There was a Viennese bakery called Schubert’s in the neighborhood where I grew up. On occasions of good behavior (rare) or scholastic accomplishment (less rare) I was allowed to select a treat from the Schubert’s display case. I gravitated toward the opera cakes and minarets of marzipan; the more implausibly edible an item, the more alluring.
The only flaw of the bakery was that every cake came with a stiff, chewy bottom layer— thin but impossible to ignore because the layer required minutes and minutes of ruminating before it could be swallowed. I assumed the chewy layer was a quirk of the Viennese palate—inexplicable in the way that ham and pineapple pizza might be to an Austrian.
Being a private child—adults used the word “sneaky”— I always ate my treats alone, all the better to focus on them. For this reason, six or seven years passed before my father happened to catch me biting into a Strawberry Romonoff. He leaned over and automatically peeled off the silicone-coated liner attached to the bottom, crumpled it, and threw it in the garbage.

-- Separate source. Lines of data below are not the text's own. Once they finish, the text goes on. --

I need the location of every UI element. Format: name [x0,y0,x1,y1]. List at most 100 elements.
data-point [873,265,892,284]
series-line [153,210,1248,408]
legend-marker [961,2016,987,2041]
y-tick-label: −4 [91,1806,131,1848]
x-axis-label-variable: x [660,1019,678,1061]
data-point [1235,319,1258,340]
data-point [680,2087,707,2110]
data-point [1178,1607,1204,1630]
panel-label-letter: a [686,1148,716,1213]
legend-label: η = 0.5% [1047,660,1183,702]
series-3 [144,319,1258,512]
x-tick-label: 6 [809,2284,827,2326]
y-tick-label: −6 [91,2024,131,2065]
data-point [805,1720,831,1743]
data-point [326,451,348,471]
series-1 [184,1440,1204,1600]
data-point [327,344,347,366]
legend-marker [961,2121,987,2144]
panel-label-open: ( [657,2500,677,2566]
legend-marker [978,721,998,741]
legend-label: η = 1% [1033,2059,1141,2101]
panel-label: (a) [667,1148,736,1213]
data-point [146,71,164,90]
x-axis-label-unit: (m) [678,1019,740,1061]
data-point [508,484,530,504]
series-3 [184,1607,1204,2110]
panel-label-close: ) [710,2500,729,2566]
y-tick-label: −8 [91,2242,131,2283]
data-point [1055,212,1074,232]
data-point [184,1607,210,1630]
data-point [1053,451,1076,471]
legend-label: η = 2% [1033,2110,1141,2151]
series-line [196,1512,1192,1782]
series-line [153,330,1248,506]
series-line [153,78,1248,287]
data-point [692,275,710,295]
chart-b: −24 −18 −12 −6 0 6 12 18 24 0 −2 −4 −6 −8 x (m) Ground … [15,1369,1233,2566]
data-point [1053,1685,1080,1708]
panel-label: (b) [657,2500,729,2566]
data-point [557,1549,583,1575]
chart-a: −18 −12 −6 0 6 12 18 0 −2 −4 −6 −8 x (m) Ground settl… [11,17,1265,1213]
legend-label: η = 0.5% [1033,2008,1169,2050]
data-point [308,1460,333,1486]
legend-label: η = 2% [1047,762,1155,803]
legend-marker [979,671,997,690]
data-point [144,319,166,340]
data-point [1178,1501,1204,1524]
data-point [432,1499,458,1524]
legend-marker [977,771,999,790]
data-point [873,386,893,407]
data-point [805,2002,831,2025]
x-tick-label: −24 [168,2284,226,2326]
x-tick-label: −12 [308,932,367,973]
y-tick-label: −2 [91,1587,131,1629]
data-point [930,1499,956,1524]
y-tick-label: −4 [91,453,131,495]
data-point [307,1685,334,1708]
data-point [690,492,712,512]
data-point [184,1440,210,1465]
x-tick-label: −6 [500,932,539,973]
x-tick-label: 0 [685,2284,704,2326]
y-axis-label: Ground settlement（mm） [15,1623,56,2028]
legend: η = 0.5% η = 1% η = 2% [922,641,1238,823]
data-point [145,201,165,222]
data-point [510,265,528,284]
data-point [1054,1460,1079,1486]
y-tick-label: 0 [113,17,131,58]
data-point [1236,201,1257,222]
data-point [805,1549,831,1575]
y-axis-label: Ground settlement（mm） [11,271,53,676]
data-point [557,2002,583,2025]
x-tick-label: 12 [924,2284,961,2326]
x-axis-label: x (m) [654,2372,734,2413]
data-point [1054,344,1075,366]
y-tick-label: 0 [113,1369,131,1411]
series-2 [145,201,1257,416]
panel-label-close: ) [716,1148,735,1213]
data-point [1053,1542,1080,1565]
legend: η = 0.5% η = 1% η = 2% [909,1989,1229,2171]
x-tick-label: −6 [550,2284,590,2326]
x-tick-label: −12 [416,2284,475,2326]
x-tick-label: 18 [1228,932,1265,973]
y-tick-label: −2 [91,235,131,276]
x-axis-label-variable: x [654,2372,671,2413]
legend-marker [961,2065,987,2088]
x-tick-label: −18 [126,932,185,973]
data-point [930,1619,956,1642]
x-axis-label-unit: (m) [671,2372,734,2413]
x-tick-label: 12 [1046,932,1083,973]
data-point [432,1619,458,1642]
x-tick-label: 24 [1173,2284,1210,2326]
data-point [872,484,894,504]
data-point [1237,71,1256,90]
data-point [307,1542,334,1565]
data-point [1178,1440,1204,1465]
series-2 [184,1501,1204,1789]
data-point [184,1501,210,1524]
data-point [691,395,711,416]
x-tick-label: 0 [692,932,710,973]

This, of course, was the “chewy layer” I’d been gnawing for half my childhood. The moment passed without comment on either side; me being mute with horror and my father having assumed I’d forgotten to remove it this one time.
(He still doesn’t know.)
The silicone-coated paper has become the origin story for all self-inflicted stupidity in my life. Whenever I send an email with my own name misspelled in the signature, whenever I leave a cup of tea in the microwave for 7 days or neglect to add detergent to the wash cycle, an explanation arrives with autofill swiftness: Must be all that paper I ate as a child.
Explanation and absolution, here, are entirely concomitant. Why regret little lapses when there’s nothing to be done? Dwelling on innocent mistakes is a waste of time, a destructive analysis—time flows, after all, in one direction— the Viennese bakery paper cannot be un-eaten!